ThéâtreCritiques de théâtre
Crédit photo : Stéphane Bourgeois
Je me soulève est un projet résolument original, rompant avec la majeure partie de l’offre théâtrale. Le dernier spectacle de l’année au Trident verse dans le registre de la poésie, relevant davantage du récital que d’une pièce à proprement parler.
D’autres projets ont d’ailleurs fait la part belle à la poésie cet hiver, comme Untouched Land à Premier Acte, ou encore Chansons pour filles et garçons perdus, une «stonerie poétique» présentée à la Place des Arts à Montréal jusqu’au 19 mai prochain. De même, les sœurs Côté avaient signé la mise en scène d’Attentat en 2017 au Périscope, un spectacle puisant également dans le creuset de la poésie.

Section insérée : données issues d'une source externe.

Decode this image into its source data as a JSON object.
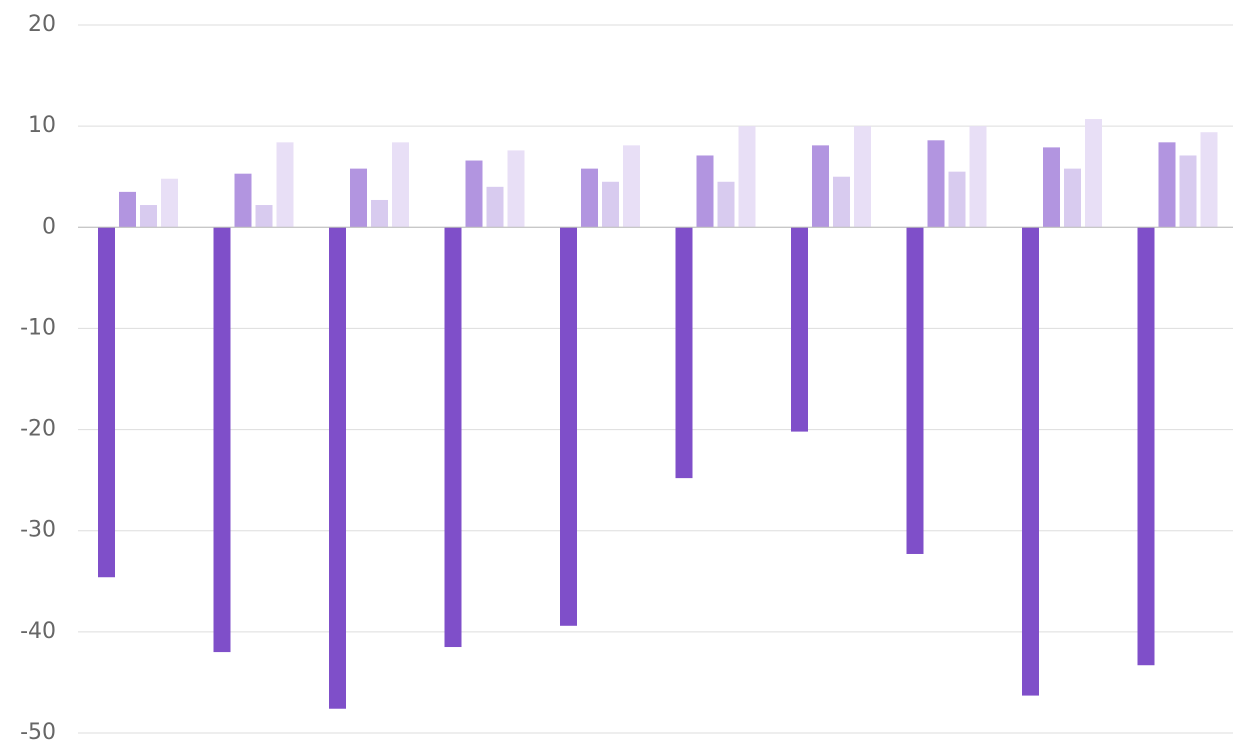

Les membres de la distribution se révèlent au public d’une manière inusitée. À tour de rôle, ils scandent les textes de nombreux-ses poètes québécois contemporains, et il semble qu’ils atteignent un degré supplémentaire d’authenticité, n’étant plus tout à fait dissimulés derrière un personnage.
Fait surprenant: les sœurs Côté ont eu également l’audace d’introduire des enfants à la scène. Leur présence rafraîchissante inspire l’auditoire quant à la manière dont il convient d’appréhender la poésie – c’est-à-dire librement, avec instinct et curiosité.
Une ode vibrante à la vie
Cette cohorte d’enfants déambule dans les tableaux qui se succèdent au fil de Je me soulève, lesquels constituent autant de portraits croqués dans notre quotidien, avec pour fil conducteur un sentiment d’ardeur, une certaine urgence, de même qu’une part de révolte. L’auditoire assiste ainsi à une mêlée de presse où les journalistes mitraillent de questions la figure du pouvoir: «À quoi obéit-elle?», martèle-t-on, et vers quelles sombres conjonctures le monde se dirige-t-il? «Pendant qu’on retourne la vie contre elle-même, […] à quelles sottises aurons-nous eu à consentir?» Comment pouvons-nous nous arracher à l’immobilisme ambiant?
Dans d’autres cas, les images créées sont franchement signifiantes, porteuses: la poésie atteint, pour ainsi dire, un niveau visuel, par exemple lorsque Leïla Donabelle Kaze traverse la scène debout sur une barque, portée par d’autres membres de la distribution, ou encore ce numéro désopilant où Olivier Normand tente désespérément de démarrer sa journée, portant des gants de boxe, excédé et impotent devant son déjeuner.
Éventuellement, les interprètes se munissent de tentes et de sacs de couchage, revendiquant une sorte de proximité avec la nature, une reconquête du territoire et la protection de celui-ci. «Nous naissons des paysages de la même façon qu’ils naissent de nos imaginations», affirme-t-on à juste titre. Force est d’admettre que les tableaux n’émeuvent pas tous autant, certains d’entre eux frisant le mièvre, par exemple lorsque les spectateurs-rices assistent à une sorte d’envolée d’oiseaux de papier. Or, la plupart du temps, il en émane une grande beauté.
La poésie, en outre, est sonore, le succès de la pièce participant également de la magnifique ambiance créée sous la direction musicale de Mykalle Bielinski.
Il y a de quoi se réjouir de l’ouverture que témoigne le Trident à l’égard de la jeunesse: l’entièreté de la distribution semble se situer dans la fleur de l’âge, et l’on oserait même admettre qu’elle est quelque peu homogène à cet égard, bien que cela ne soit pas forcément le cas des poètes dont les textes ont été sélectionnés. Or, en matière de transmission, de collectivisation, il aurait sans doute été intéressant d’intégrer quelques représentants-es d’autres générations.
Une autre ingéniosité de la mise en scène des sœurs Côté repose sur son aspect participatif, les membres de la distribution mettant la main à la pâte, voire construisant leur propre décor. Ils-elles sont ainsi les artisans-es du monde qu’ils souhaitent voir advenir.